Basa-Andrée clasped gnarled, lumpy hands together. “Ah! Welcome, honored guest! Please allow me to show you to your quarters.” She looked me up and down. “I will draw you a hot bath and see that you are provided with fresh clothing.” To Mooncloud: “Leave him to me, dearie. You just run along and I’ll see that he’s ready for his audience with the Doman.”
Mooncloud smiled gratefully. “Go along, Chris; I’ll be by to check on you later. You’re in good hands, now: Basa-Andrée is one of the chamberlains.”
I leaned over and whispered, “She’s not human either, is she?”
She shook her head. “Aguane.”
“Of course. Don’t know why I didn’t see that immediately.”
The old woman cackled as Mooncloud took her leave. “Come with me, dearie.
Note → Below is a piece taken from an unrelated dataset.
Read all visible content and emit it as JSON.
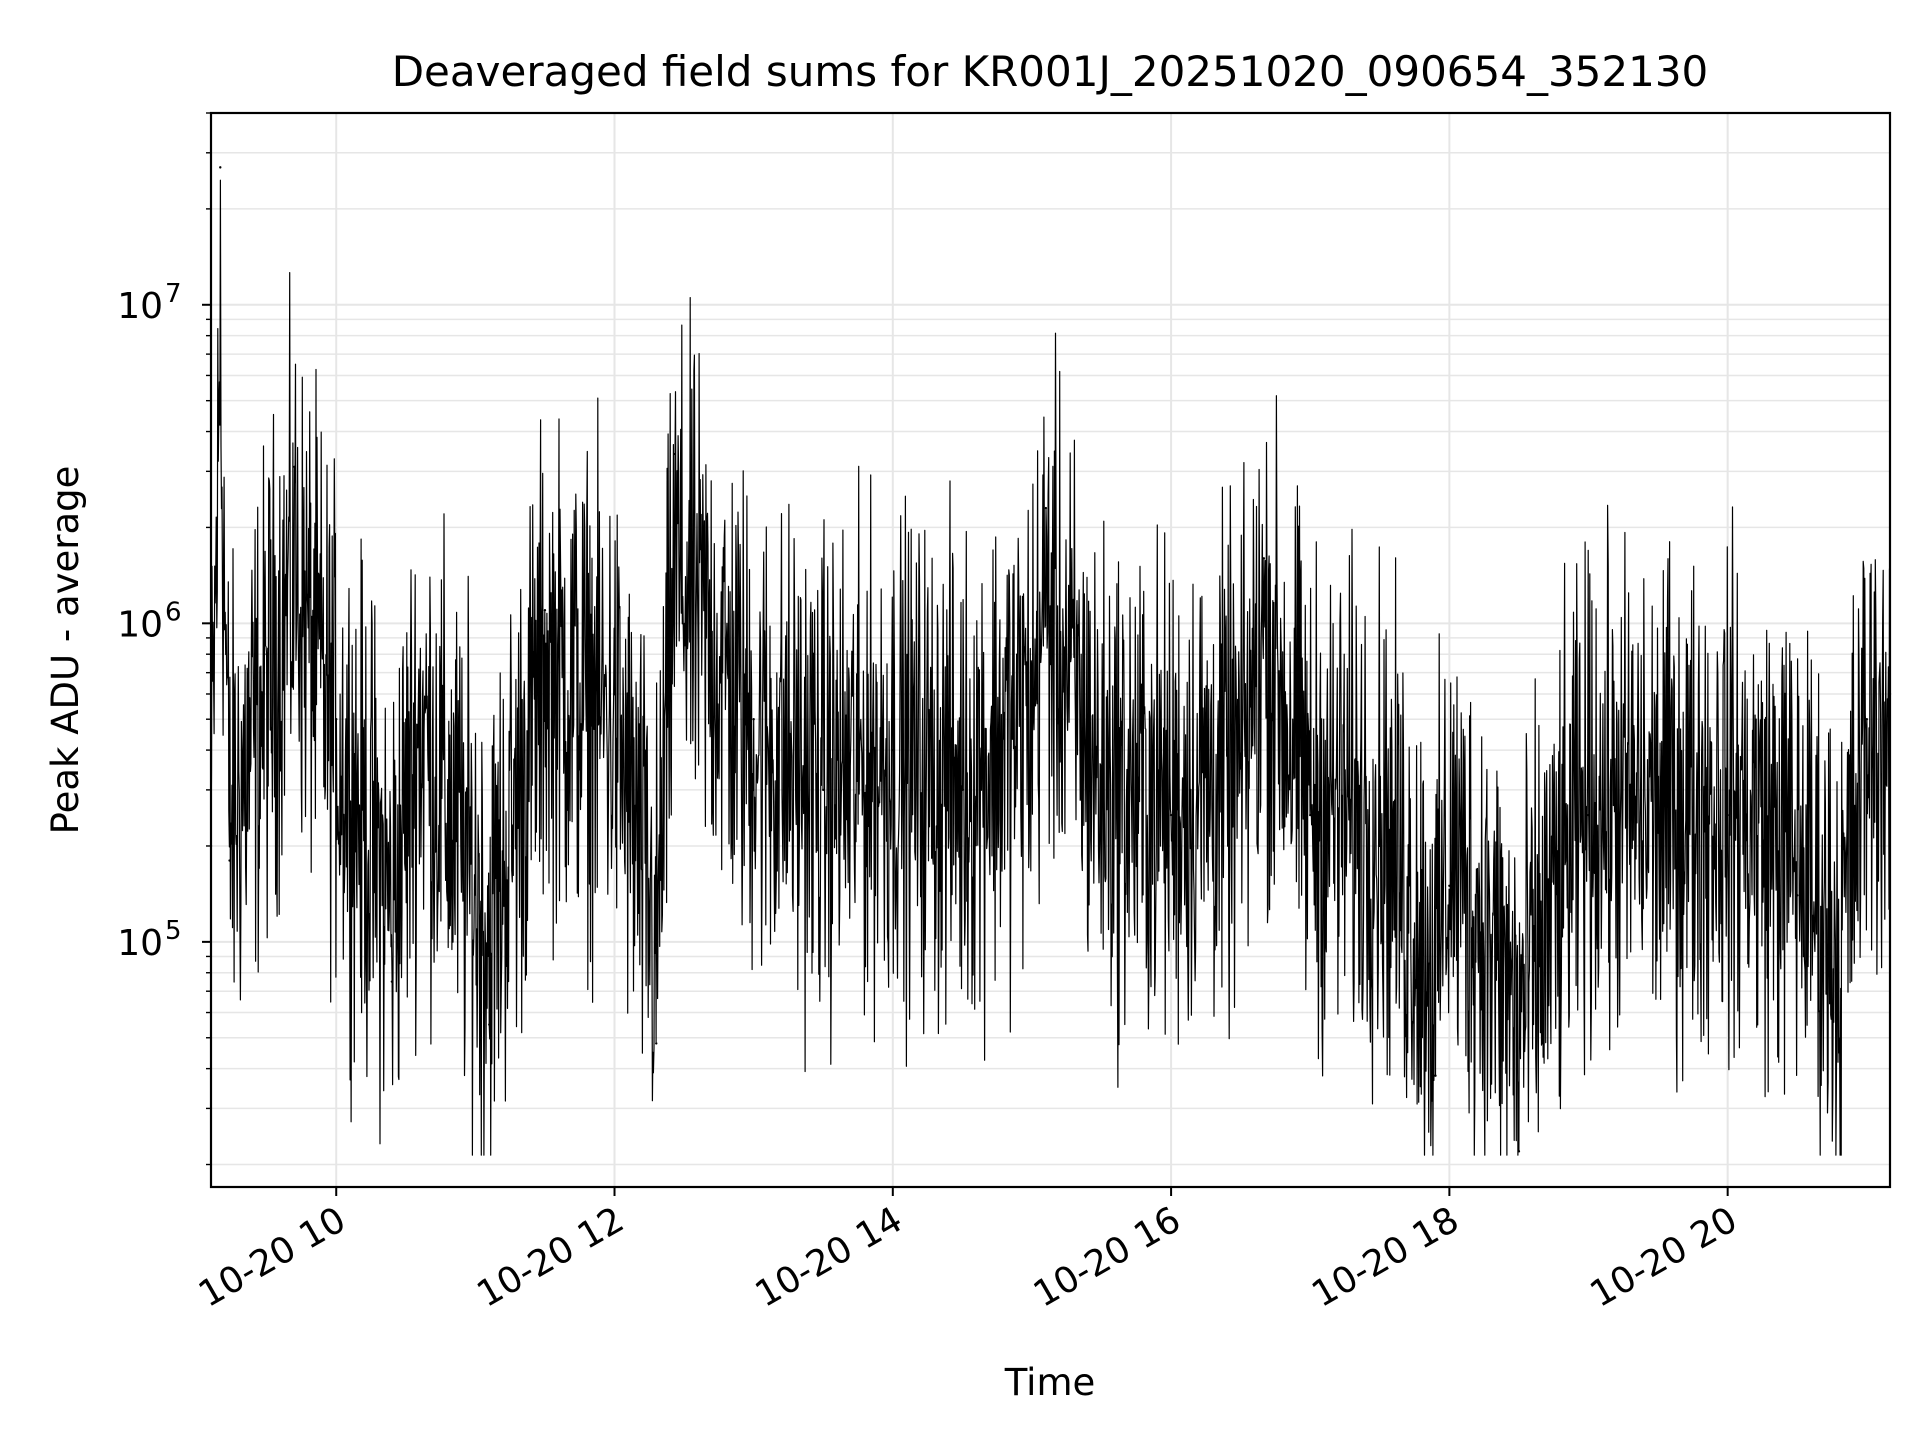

Stefan has decreed that you are to be shown every courtesy.” She cackled again as she started off down the corridor. The grasp of her hand was like weathered iron and I tottered behind her, trying to keep up.
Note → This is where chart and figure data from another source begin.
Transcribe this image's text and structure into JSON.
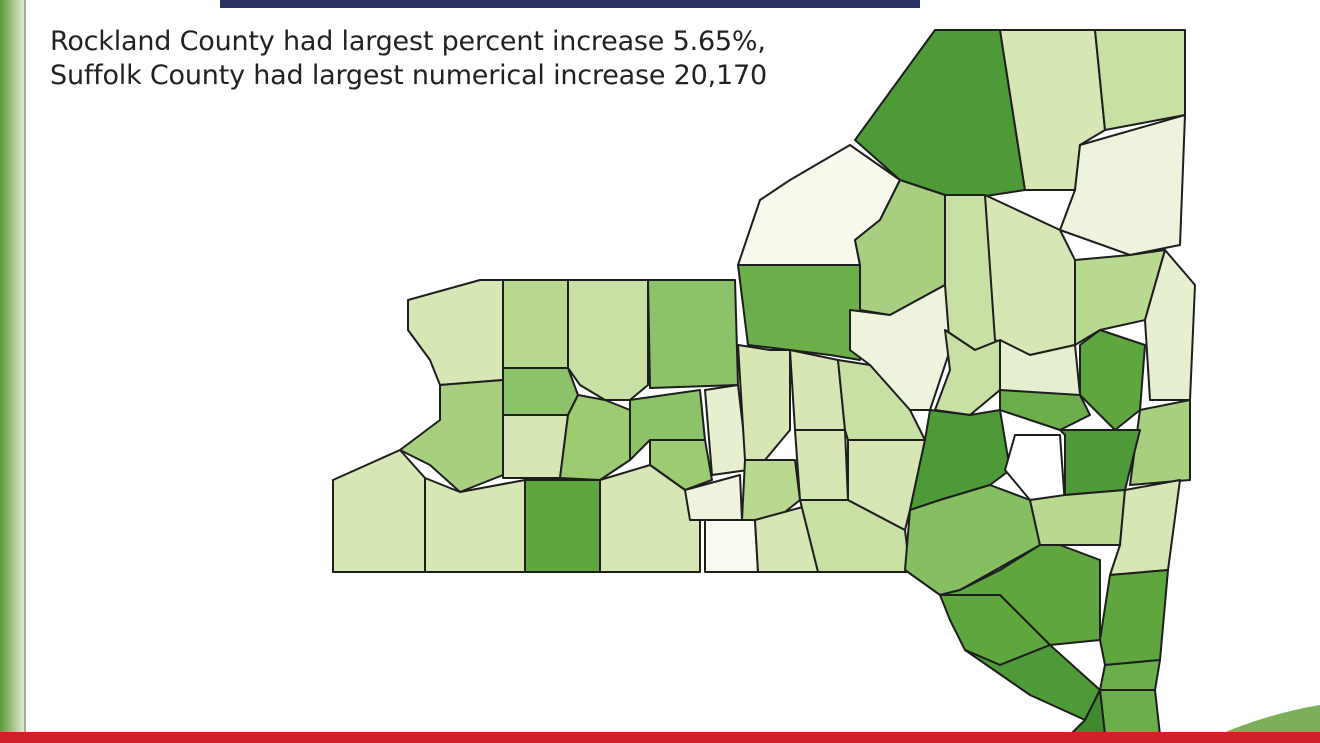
{
  "annotation": {
    "lines": [
      "Rockland County had largest percent increase 5.65%,",
      "Suffolk County had largest numerical increase 20,170"
    ]
  }
}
My quarters turned out to be a six-room suite that rivaled any hotel I’d ever visited save for the fact that there were no windows and the walls were dressed stone. The aguane showed me through the various rooms, explaining that the kitchenette would be stocked as soon as my dietary needs were understood and as for the closets. . .
Less than two minutes after we had entered the suite, two brownies and a leprechaun (or so Basa-Andrée identified them) had bustled through the door. The tour was sidetracked as they subjected me to a thorough series of measurements and detailed questions pertaining to fashion preferences, fabrics, and which side I “dressed” on. One of the brownies even held up a color chart and pronounced me a “dramatic winter.” Then they were bustling back out the door and apologizing that it would be close to an hour before they could return with a complete wardrobe.